Expectations should be clear; goals must be objectively measured. Is the company vision already clear? Is the organization structure clear? Are the current objectives for the individual set in line with the company vision and objectives? Is there a long-term strategic plan for the business. All this is necessary to identify the need for talent development. There is a balance here. Many of people want to be developed, but in smaller or medium companies they can only afford so much development and training. Training and Development plans for the individual, therefore, need to be strictly in line with what the business or organization needs for the future. Because it is based on need, it has a greater chance of a successful outcome.

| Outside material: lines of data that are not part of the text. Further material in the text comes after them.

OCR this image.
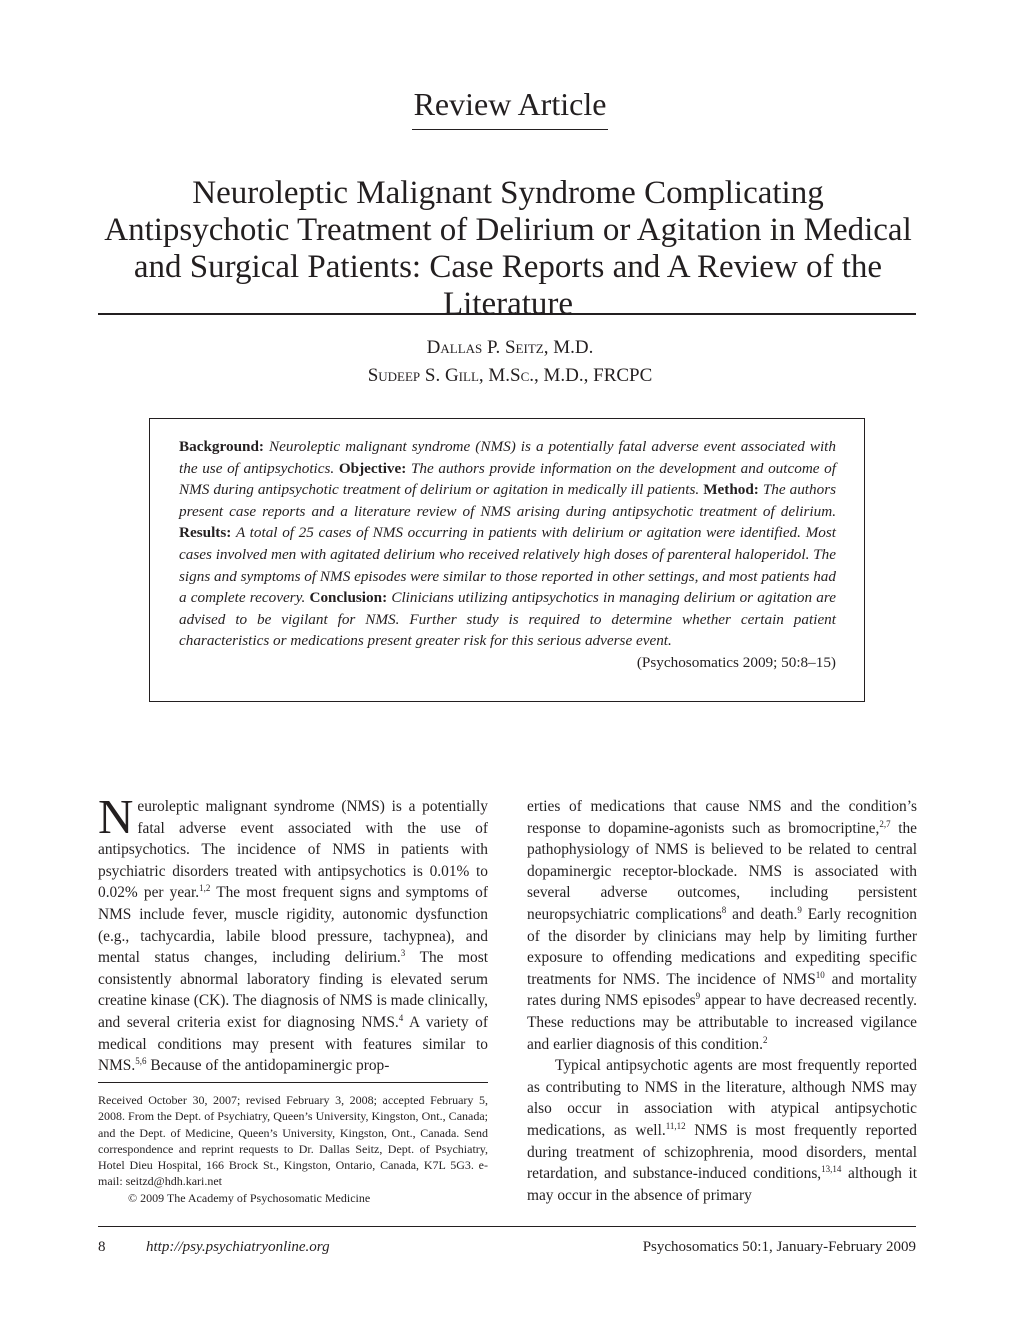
Review Article
Neuroleptic Malignant Syndrome Complicating Antipsychotic Treatment of Delirium or Agitation in Medical and Surgical Patients: Case Reports and A Review of the Literature
Dallas P. Seitz, M.D.
Sudeep S. Gill, M.Sc., M.D., FRCPC
Background: Neuroleptic malignant syndrome (NMS) is a potentially fatal adverse event associated with the use of antipsychotics. Objective: The authors provide information on the development and outcome of NMS during antipsychotic treatment of delirium or agitation in medically ill patients. Method: The authors present case reports and a literature review of NMS arising during antipsychotic treatment of delirium. Results: A total of 25 cases of NMS occurring in patients with delirium or agitation were identified. Most cases involved men with agitated delirium who received relatively high doses of parenteral haloperidol. The signs and symptoms of NMS episodes were similar to those reported in other settings, and most patients had a complete recovery. Conclusion: Clinicians utilizing antipsychotics in managing delirium or agitation are advised to be vigilant for NMS. Further study is required to determine whether certain patient characteristics or medications present greater risk for this serious adverse event.
(Psychosomatics 2009; 50:8–15)

Neuroleptic malignant syndrome (NMS) is a potentially fatal adverse event associated with the use of antipsychotics. The incidence of NMS in patients with psychiatric disorders treated with antipsychotics is 0.01% to 0.02% per year.$^{1,2}$ The most frequent signs and symptoms of NMS include fever, muscle rigidity, autonomic dysfunction (e.g., tachycardia, labile blood pressure, tachypnea), and mental status changes, including delirium.$^3$ The most consistently abnormal laboratory finding is elevated serum creatine kinase (CK). The diagnosis of NMS is made clinically, and several criteria exist for diagnosing NMS.$^4$ A variety of medical conditions may present with features similar to NMS.$^{5,6}$ Because of the antidopaminergic prop-

Received October 30, 2007; revised February 3, 2008; accepted February 5, 2008. From the Dept. of Psychiatry, Queen’s University, Kingston, Ont., Canada; and the Dept. of Medicine, Queen’s University, Kingston, Ont., Canada. Send correspondence and reprint requests to Dr. Dallas Seitz, Dept. of Psychiatry, Hotel Dieu Hospital, 166 Brock St., Kingston, Ontario, Canada, K7L 5G3. e-mail: seitzd@hdh.kari.net

© 2009 The Academy of Psychosomatic Medicine

erties of medications that cause NMS and the condition’s response to dopamine-agonists such as bromocriptine,$^{2,7}$ the pathophysiology of NMS is believed to be related to central dopaminergic receptor-blockade. NMS is associated with several adverse outcomes, including persistent neuropsychiatric complications$^8$ and death.$^9$ Early recognition of the disorder by clinicians may help by limiting further exposure to offending medications and expediting specific treatments for NMS. The incidence of NMS$^{10}$ and mortality rates during NMS episodes$^9$ appear to have decreased recently. These reductions may be attributable to increased vigilance and earlier diagnosis of this condition.$^2$

Typical antipsychotic agents are most frequently reported as contributing to NMS in the literature, although NMS may also occur in association with atypical antipsychotic medications, as well.$^{11,12}$ NMS is most frequently reported during treatment of schizophrenia, mood disorders, mental retardation, and substance-induced conditions,$^{13,14}$ although it may occur in the absence of primary

8	http://psy.psychiatryonline.org	Psychosomatics 50:1, January-February 2009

Employee development plan should be done with employees and not against them. It should also be clear how the company will invest in developing their human capital since the organization will benefit significantly. Unless the behavioral context is set in a manner that shifts employee’s mindset from "evaluation" to "opportunity," all the high-level strategies in the world will not produce the "concrete results" you seek; by "concrete," it means sustainable and relevant skills that benefit the employees as well as the company they work for. The notion of “benefit to the employee,” is the essential starting point to engage employees in the greater "WHY" and the underlying motivation for engaging in an assessment process from the beginning.

Talent Development Plan needs to be a positive part of the company's culture. It's not just about correcting poor performance, but building vital leadership skills and digital capabilities for the current and next generation of talented leaders. There is a huge difference between a “performance evaluation” and a “developmental opportunity.” The trouble begins when talent managers confuse these two contexts, or worse yet, hide intentions of “evaluation” within the context of “development.” if the purpose of the performance management system is to allocate incentives, then it is hard to get a good development conversation, if the purpose is development, then don't try and score or rank to justify allocation of budget. When employees feel they are being "assessed," the immediate reaction is defense and protection, which results in skewed responses. This is why so many performance evaluations, while scientifically weighted and honed in terms of measurable behaviors, statistically don’t improve long-term worker performance; or you’ll lose the trust of your workforce and diminish the power of your benchmarking process as well as employee buy-in and self-accountability.

Achieve concrete outcomes: Clearly communicate expectations (including actions). Confirm availability of resources, understanding, and agreement. Execute. Observe. Measure. Follow-up. Follow up is worth mentioning twice. So the starting point could simply be to ask what the individual needs to gain greater comfort in the current role, to achieve the new objectives for the year, and perhaps to prepare for changes foreseeable in the next 12 to 18 months? If manager and team member can have a conversation around these points, in addition to the discussion of what the business needs, that is already a significant achievement. If this happens at several levels of a given department, the impact is major.

People are the most invaluable asset in any business. They are not just cost or even resource, but the human capital worth investing in a smart way. From gap identification to goal setting and measurement, talent development plan needs to be well integrated into people management and culture management in order to shape more growth minds, build the culture of learning, and cultivate collective business capabilities to compete for the future.